Third, Thais don’t shake hands. The traditional ‘wai’ has perhaps saved Thailand from a much worse fate. Further, Thais aren’t big kissers. Not a lot of spit swapping between couples in The Land of Smiles. You could say Thai culture pioneered social distancing before it was in vogue.

Then there’s the concept of the “Malaria Belt”—countries where people routinely take Malaria drugs to ward off Malaria. Turns out anit-Malaria drugs have a weakening effect on Covid-19. So folks in tropical areas where Malaria abounds may have an advantage when it comes to battling the coronavirus.

For me personally, as a whoremongering expat, I have a different, specific theory. Call it “Azithro-fortified.” Over the past decade, I’ve become accustomed to a common hazard of banging gogo dancers and bar girls—namely the prevalence of the clap among the latter community. Even my best harem girls occasionally fall victim to it, whether it’s from their cheating Thai boyfriend or a one-off with a stranger. They usually learn their lesson after the first time, but I’ve had several first-timers who didn’t know they were infected, and I had to send them the dreaded Line message: “Hey. You have Chlamydia.” Thus, I’m quite used to grabbing Azithromycin from the pharmacy for both me and her, and if I’m feeling generous, her Thai boyfriend. And since Azithro is the other key ingredient in the anti-Malaria anti-corona cocktail—stick with me here—it’s possible I’ve preemptively built up a resistance to Covid inadvertently through a lifestyle rife with risky sexual exploits (rixploits for short, copyright BKK7). Which could explain what I think might’ve been a very short battle with coronavirus that I had back in January. After a night out in the red-light, I woke up with a fever, chills, and a dry cough. Which are symptoms of a regular flu, I know. What makes me think it was Covid was, for 24 hours I couldn’t stand up, or even lift myself off the bed. I had trouble focusing. I was semi-coherent. It was unlike any ‘flu’ I’d felt before. 36 hours later I was basically back to normal, with only a lingering fatigue that stuck around for a couple days. Was it coronavirus? I won’t know unless I get an antibodies test. But if it was, I credit residual Zithro in my system with my quick recovery.

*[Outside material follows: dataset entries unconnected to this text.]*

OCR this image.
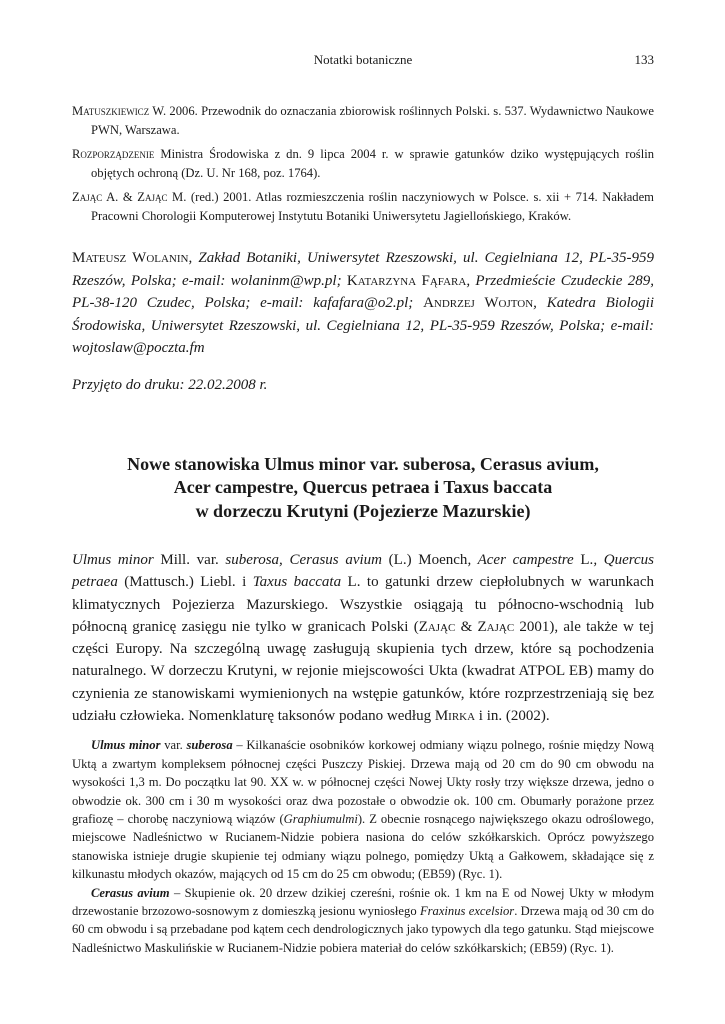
Notatki botaniczne	133
Matuszkiewicz W. 2006. Przewodnik do oznaczania zbiorowisk roślinnych Polski. s. 537. Wydawnictwo Naukowe PWN, Warszawa.
Rozporządzenie Ministra Środowiska z dn. 9 lipca 2004 r. w sprawie gatunków dziko występujących roślin objętych ochroną (Dz. U. Nr 168, poz. 1764).
Zając A. & Zając M. (red.) 2001. Atlas rozmieszczenia roślin naczyniowych w Polsce. s. xii + 714. Nakładem Pracowni Chorologii Komputerowej Instytutu Botaniki Uniwersytetu Jagiellońskiego, Kraków.
Mateusz Wolanin, Zakład Botaniki, Uniwersytet Rzeszowski, ul. Cegielniana 12, PL-35-959 Rzeszów, Polska; e-mail: wolaninm@wp.pl; Katarzyna Fąfara, Przedmieście Czudeckie 289, PL-38-120 Czudec, Polska; e-mail: kafafara@o2.pl; Andrzej Wojton, Katedra Biologii Środowiska, Uniwersytet Rzeszowski, ul. Cegielniana 12, PL-35-959 Rzeszów, Polska; e-mail: wojtoslaw@poczta.fm
Przyjęto do druku: 22.02.2008 r.
Nowe stanowiska Ulmus minor var. suberosa, Cerasus avium,
Acer campestre, Quercus petraea i Taxus baccata
w dorzeczu Krutyni (Pojezierze Mazurskie)

Ulmus minor Mill. var. suberosa, Cerasus avium (L.) Moench, Acer campestre L., Quercus petraea (Mattusch.) Liebl. i Taxus baccata L. to gatunki drzew ciepłolubnych w warunkach klimatycznych Pojezierza Mazurskiego. Wszystkie osiągają tu północno-wschodnią lub północną granicę zasięgu nie tylko w granicach Polski (Zając & Zając 2001), ale także w tej części Europy. Na szczególną uwagę zasługują skupienia tych drzew, które są pochodzenia naturalnego. W dorzeczu Krutyni, w rejonie miejscowości Ukta (kwadrat ATPOL EB) mamy do czynienia ze stanowiskami wymienionych na wstępie gatunków, które rozprzestrzeniają się bez udziału człowieka. Nomenklaturę taksonów podano według Mirka i in. (2002).

Ulmus minor var. suberosa – Kilkanaście osobników korkowej odmiany wiązu polnego, rośnie między Nową Uktą a zwartym kompleksem północnej części Puszczy Piskiej. Drzewa mają od 20 cm do 90 cm obwodu na wysokości 1,3 m. Do początku lat 90. XX w. w północnej części Nowej Ukty rosły trzy większe drzewa, jedno o obwodzie ok. 300 cm i 30 m wysokości oraz dwa pozostałe o obwodzie ok. 100 cm. Obumarły porażone przez grafiozę – chorobę naczyniową wiązów (Graphiumulmi). Z obecnie rosnącego największego okazu odroślowego, miejscowe Nadleśnictwo w Rucianem-Nidzie pobiera nasiona do celów szkółkarskich. Oprócz powyższego stanowiska istnieje drugie skupienie tej odmiany wiązu polnego, pomiędzy Uktą a Gałkowem, składające się z kilkunastu młodych okazów, mających od 15 cm do 25 cm obwodu; (EB59) (Ryc. 1).

Cerasus avium – Skupienie ok. 20 drzew dzikiej czereśni, rośnie ok. 1 km na E od Nowej Ukty w młodym drzewostanie brzozowo-sosnowym z domieszką jesionu wyniosłego Fraxinus excelsior. Drzewa mają od 30 cm do 60 cm obwodu i są przebadane pod kątem cech dendrologicznych jako typowych dla tego gatunku. Stąd miejscowe Nadleśnictwo Maskulińskie w Rucianem-Nidzie pobiera materiał do celów szkółkarskich; (EB59) (Ryc. 1).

Allow me to conclude by going out on a limb. As the virus slows here in the US and we see a light at the end of the tunnel, I’m a bit flabbergasted at the authoritarian reaction of the Thai government. Thailand has ridiculously low transmission and death rates compared to most of the rest of the world. Is it really necessary to have a curfew? To restrict travel between provinces? Do ban flights and quarantine all newcomers? To ban booze? There were ZERO deaths yesterday. What the fuck is going on in the tiny brains of the people in charge? What’s it going to take to get these idiots to lift their boot off the necks of the people? Maybe when the death rate of broke, starving Thais outpaces coronavirus, the government will see reason. In the meantime, we’re all in a state of suspended animation. Drink ‘em if you got ‘em, gents. Cheers to the hope of our impending release.